3) Trade.  Bush was one president out of the last five from Ronald Reagan to Obama who have negotiated free trade agreements.  In fact, Obama signed two major free trade agreements that were negotiated by the Bush Administration.           The increase in exports has contributed to economic growth, while the decrease in the cost of imports has helped mitigate inflation.

4) Deregulation or lack of adequate regulation.  The main causes of the financial crisis that led to the Panic of 2008 was the collapse of the real estate market, which was the result of regulations from the Democratic Carter and Clinton Administrations to encourage home ownership, but which encouraged lenders to make bad loans to those who were not creditworthy.  Although the Bush Administration added to this encouragement, it warned repeatedly about the dangers of adequate standards for credit for loans made by the federally-backed Fannie Mae and Freddie Mac mortgage entities, but the Democratic Congress, including then-Senator Obama, declined to act to protect the American taxpayer. 
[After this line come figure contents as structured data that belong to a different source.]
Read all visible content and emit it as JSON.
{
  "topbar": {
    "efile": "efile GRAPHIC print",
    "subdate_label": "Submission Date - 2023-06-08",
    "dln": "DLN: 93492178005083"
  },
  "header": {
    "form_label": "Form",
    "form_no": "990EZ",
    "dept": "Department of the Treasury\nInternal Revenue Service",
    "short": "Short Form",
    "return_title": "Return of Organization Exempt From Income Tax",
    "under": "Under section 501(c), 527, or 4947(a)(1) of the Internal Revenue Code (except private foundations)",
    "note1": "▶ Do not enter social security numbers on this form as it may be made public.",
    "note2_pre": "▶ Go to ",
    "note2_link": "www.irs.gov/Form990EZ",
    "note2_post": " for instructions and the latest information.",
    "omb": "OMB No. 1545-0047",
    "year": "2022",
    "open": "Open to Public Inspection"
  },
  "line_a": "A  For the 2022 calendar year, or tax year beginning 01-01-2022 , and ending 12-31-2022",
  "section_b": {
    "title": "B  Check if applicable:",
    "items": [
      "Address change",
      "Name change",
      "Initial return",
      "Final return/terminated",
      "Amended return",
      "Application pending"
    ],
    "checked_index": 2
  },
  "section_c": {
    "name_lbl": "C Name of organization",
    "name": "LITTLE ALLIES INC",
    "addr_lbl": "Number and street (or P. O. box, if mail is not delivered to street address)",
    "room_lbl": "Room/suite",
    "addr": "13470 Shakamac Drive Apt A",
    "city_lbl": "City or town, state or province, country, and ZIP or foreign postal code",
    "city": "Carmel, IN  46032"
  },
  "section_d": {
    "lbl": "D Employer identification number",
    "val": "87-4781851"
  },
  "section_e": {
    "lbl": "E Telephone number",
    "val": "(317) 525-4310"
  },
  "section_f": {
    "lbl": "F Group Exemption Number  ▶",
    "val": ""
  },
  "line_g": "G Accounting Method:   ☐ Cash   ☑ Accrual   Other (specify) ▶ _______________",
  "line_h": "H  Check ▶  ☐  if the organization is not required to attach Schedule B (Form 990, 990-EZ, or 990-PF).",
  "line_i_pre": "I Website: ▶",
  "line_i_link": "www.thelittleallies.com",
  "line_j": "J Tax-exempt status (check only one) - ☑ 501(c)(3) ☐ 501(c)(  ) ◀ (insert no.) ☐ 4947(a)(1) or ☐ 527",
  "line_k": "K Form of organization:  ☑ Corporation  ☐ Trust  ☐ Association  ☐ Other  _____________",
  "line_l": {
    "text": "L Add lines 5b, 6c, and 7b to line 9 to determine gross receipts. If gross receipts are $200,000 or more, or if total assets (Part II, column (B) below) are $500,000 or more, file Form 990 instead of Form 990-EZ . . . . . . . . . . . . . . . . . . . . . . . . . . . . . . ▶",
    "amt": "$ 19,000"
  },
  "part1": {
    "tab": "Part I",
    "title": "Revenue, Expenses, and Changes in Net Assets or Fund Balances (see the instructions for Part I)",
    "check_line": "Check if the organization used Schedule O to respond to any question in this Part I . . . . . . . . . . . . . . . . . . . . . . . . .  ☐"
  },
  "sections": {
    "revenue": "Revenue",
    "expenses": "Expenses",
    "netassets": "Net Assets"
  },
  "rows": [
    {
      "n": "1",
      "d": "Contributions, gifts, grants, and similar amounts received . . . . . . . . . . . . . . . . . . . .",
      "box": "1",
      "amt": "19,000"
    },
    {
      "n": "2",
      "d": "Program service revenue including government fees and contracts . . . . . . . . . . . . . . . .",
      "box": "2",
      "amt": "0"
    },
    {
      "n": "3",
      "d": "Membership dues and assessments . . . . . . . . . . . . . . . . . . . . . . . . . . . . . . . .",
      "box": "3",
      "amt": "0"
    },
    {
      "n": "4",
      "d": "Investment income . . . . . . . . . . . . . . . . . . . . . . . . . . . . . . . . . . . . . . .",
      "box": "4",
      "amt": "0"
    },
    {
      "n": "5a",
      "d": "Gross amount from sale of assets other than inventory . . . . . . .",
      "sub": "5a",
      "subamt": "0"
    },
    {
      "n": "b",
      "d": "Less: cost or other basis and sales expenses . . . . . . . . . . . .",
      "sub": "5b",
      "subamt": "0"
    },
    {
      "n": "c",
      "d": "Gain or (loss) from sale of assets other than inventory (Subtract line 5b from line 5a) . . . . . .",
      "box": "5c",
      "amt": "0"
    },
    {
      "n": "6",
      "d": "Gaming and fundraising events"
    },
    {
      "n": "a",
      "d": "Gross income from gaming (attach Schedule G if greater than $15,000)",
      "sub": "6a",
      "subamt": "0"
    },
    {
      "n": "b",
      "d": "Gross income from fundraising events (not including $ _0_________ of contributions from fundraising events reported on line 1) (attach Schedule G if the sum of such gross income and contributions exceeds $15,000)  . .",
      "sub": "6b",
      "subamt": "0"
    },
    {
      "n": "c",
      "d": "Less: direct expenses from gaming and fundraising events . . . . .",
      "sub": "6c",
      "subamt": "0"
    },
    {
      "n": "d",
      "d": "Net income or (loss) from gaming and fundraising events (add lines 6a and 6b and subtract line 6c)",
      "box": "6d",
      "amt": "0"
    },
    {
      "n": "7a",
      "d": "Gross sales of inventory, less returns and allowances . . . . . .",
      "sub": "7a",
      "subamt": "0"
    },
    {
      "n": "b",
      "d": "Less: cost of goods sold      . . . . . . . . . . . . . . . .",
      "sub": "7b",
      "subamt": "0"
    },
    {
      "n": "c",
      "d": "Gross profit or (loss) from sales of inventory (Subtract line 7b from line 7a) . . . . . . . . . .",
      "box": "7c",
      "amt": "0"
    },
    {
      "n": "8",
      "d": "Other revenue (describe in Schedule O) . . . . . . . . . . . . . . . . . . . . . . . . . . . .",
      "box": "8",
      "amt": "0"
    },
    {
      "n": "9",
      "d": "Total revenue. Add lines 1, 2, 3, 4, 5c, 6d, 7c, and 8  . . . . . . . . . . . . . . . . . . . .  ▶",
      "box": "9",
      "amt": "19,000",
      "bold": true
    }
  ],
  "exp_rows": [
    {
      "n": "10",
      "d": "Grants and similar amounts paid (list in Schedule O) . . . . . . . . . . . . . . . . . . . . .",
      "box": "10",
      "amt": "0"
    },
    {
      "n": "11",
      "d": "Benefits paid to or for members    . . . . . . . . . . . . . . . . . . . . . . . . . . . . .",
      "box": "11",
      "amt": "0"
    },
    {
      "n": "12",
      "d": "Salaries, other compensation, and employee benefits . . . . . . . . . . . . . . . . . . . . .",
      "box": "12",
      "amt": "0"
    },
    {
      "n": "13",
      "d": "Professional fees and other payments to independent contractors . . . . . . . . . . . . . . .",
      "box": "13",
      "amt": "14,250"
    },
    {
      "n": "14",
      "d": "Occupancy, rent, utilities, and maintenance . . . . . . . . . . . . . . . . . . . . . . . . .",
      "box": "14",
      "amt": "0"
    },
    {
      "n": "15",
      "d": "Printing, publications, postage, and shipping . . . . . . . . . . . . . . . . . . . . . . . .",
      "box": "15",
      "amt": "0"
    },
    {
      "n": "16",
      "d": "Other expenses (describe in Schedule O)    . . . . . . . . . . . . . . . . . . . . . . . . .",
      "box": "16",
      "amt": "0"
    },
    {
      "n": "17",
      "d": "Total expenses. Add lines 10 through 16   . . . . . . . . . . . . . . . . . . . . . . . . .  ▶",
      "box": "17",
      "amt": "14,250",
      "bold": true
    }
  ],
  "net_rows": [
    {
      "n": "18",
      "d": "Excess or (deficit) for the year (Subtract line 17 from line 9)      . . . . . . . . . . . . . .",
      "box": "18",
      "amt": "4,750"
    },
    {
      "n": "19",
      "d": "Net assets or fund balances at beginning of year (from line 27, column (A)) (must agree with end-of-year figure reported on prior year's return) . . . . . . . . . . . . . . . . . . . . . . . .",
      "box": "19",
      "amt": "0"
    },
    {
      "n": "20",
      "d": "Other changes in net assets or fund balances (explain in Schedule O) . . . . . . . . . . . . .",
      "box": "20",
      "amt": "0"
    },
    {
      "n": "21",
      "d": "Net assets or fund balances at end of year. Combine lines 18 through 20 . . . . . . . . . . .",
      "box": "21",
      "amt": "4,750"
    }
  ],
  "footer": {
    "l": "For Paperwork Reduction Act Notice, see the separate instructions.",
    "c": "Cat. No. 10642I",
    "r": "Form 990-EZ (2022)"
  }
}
Many bad mortgages had been bundled together with good mortages as investments by banks that were unable to distinguish which were good and which were not, which critics blame on a lack of adequate bank regulations.  Some liberals and Democrats blame the Bush Administration for the banking deregulation, but the most significant banking deregulation occurred during the Clinton Administration.  Regardless, the collapse of the real estate market did not cause the economic downturn that led to the recession, but it did exacerbate it.  Whether or not the economy would have recovered before going into recession is difficult to determine, but deregulation or lack of adequate regulation was not to blame.

In short, of the four Bush Administration policies the liberals and Democrats claim caused the recession, Obama has continued two of them and increased another while he and his party were heavily responsible for the other one.